Pour la 77e édition comportant dix concerts, la France est à l’honneur, ce qui occasionne la venue de deux de ses grandes phalanges symphoniques, l’Orchestre National du Capitole de Toulouse et l’Orchestre Philharmonique de Radio France. La première de ces formations ouvre les feux les 31 mai et 1er juin sous la direction de celui qui a fait sa renommée internationale de 2008 à 2022, Tugan Sokhiev. 

Le premier soir, le programme est intégralement dédié à la musique française et commence par Prélude à l’après-midi d’un faune de Claude Debussy, plongé dans un pianissimo étrange d’où se dégagera la lente mélopée de la flûte à laquelle répondra le hautbois enveloppé par les cordes langoureuses. De cette torpeur naîtra une ascension vers un tutti où s’étalera une sensualité débordante qui finira par retomber, alors que le chef prend soin de détailler chaque note de la péroraison.

Intervient ensuite Renaud Capuçon qui aurait dû interpréter le 3e Concerto en si mineur op.61 de Camille Saint-Saëns mais qui se voit contraint de solliciter un changement de programme. En coulisse court la rumeur que ses trop nombreuses obligations l’ont empêché de se rendre à Toulouse pour répéter… En lieu et place, il propose le Poème op.25 d’Ernest Chausson écrit pour le grand violoniste Eugène Ysaye qui en assura la création à Nancy le 27 décembre 1896 puis à Paris le 4 avril 1897. D’une introduction orchestrale tirant sa gravité de la profondeur des basses, le violon se détache lentement en un pianissimo déchirant qui s’anime de pathétiques élans rendant expressives les doubles cordes.
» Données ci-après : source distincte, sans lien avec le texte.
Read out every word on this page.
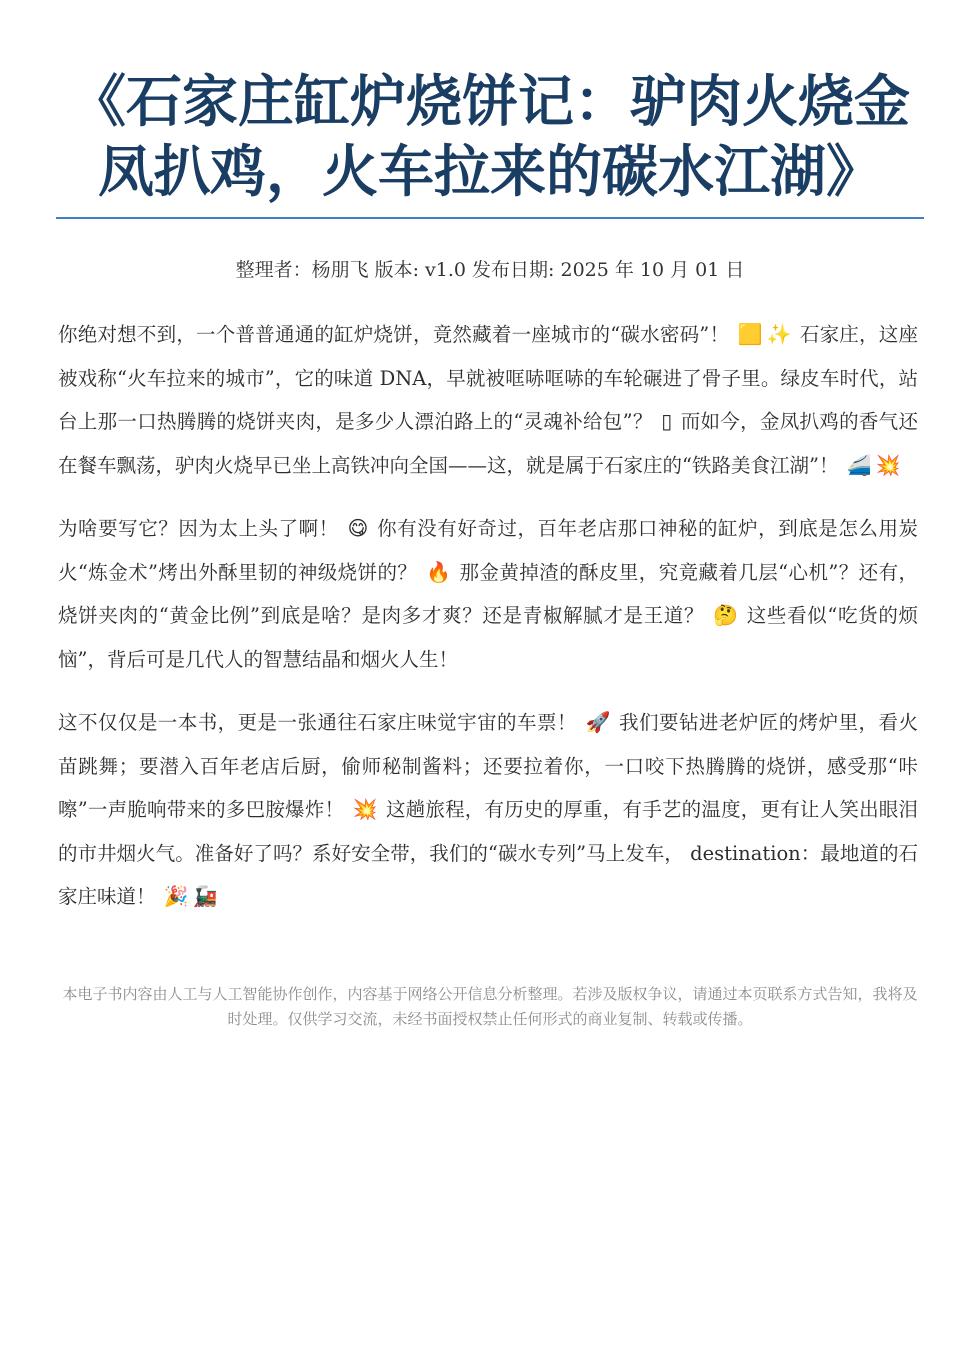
《石家庄缸炉烧饼记：驴肉火烧金
凤扒鸡，火车拉来的碳水江湖》
整理者：杨朋飞 版本: v1.0 发布日期: 2025 年 10 月 01 日

你绝对想不到，一个普普通通的缸炉烧饼，竟然藏着一座城市的“碳水密码”！ 🟨 ✨ 石家庄，这座被戏称“火车拉来的城市”，它的味道 DNA，早就被哐哧哐哧的车轮碾进了骨子里。绿皮车时代，站台上那一口热腾腾的烧饼夹肉，是多少人漂泊路上的“灵魂补给包”？ ▯ 而如今，金凤扒鸡的香气还在餐车飘荡，驴肉火烧早已坐上高铁冲向全国——这，就是属于石家庄的“铁路美食江湖”！ 🚄 💥

为啥要写它？因为太上头了啊！ 😋 你有没有好奇过，百年老店那口神秘的缸炉，到底是怎么用炭火“炼金术”烤出外酥里韧的神级烧饼的？ 🔥 那金黄掉渣的酥皮里，究竟藏着几层“心机”？还有，烧饼夹肉的“黄金比例”到底是啥？是肉多才爽？还是青椒解腻才是王道？ 🤔 这些看似“吃货的烦恼”，背后可是几代人的智慧结晶和烟火人生！

这不仅仅是一本书，更是一张通往石家庄味觉宇宙的车票！ 🚀 我们要钻进老炉匠的烤炉里，看火苗跳舞；要潜入百年老店后厨，偷师秘制酱料；还要拉着你，一口咬下热腾腾的烧饼，感受那“咔嚓”一声脆响带来的多巴胺爆炸！ 💥 这趟旅程，有历史的厚重，有手艺的温度，更有让人笑出眼泪的市井烟火气。准备好了吗？系好安全带，我们的“碳水专列”马上发车， destination：最地道的石家庄味道！ 🎉 🚂

本电子书内容由人工与人工智能协作创作，内容基于网络公开信息分析整理。若涉及版权争议，请通过本页联系方式告知，我将及时处理。仅供学习交流，未经书面授权禁止任何形式的商业复制、转载或传播。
Le discours s’exacerbe, l’aigu devient tranchant en un paroxysme tumultueux masquant avec peine le manque de répétitions. Mais la section finale est dominée par une sonorité radieuse corsée par le trille avant de trouver l’apaisement rédempteur.

La seconde partie constitue donc le plat de résistance. Tugan Sokhiev y inscrit d’abord l’un des chefs-d’œuvre de Claude Debussy, La Mer. Il en élabore le spectre harmonique en prenant soin de modeler chaque segment qui miroite sous le balancement des bois et la précision des cuivres. L’intervention des violoncelles suscite des contrastes de lumière que canaliseront bassons, trombones et cors en un choral triomphant. Les Jeux de vagues émoustillent les divers pupitres afin de parvenir à une ivresse sonore aveuglante. Par contraste, le Dialogue du vent et de la mer s’élabore sur des basses angoissées innervées par d’insoutenables tensions. Les éléments en furie se déchaîneront jusqu’au fatal coup de timbale qui achèvera brutalement cette fresque saisissante. 

La Deuxième Suite de Daphnis et Chloé impressionne par la fluidité des bois qui laissent sourdre le legato ample des cordes graves épousant le lever du jour. Le violon solo dialogue librement avec la flûte qui prend le temps de façonner les mélismes les plus invraisemblables. Mais l’accumulation des plans sonores secoués par une force tellurique entraînera une bacchanale effrénée jusqu’à l’éclatement provoquant les hourras d’un public en délire. Tugan Sokhiev le remerciera avec le Jardin féérique de Ma Mère l’Oye abordé lento avant de revêtir les coloris les plus chatoyants jusqu’à l’apothéose proclamée par les cuivres.

Le lendemain, le répertoire français avoisine la musique russe. Tugan Sokhiev et l’Orchestre du Capitole commencent par une page célèbre de Berlioz, Le Carnaval romain, ouverture op.9, cultivant la précision du trait dans l’Allegro con fuoco initial, avant de laisser chanter un cor anglais éperdu au phrasé éloquent. L’euphorie de la fête brille de mille feux en concluant par un saltarello à la clarté de ligne ahurissante à un tel tempo.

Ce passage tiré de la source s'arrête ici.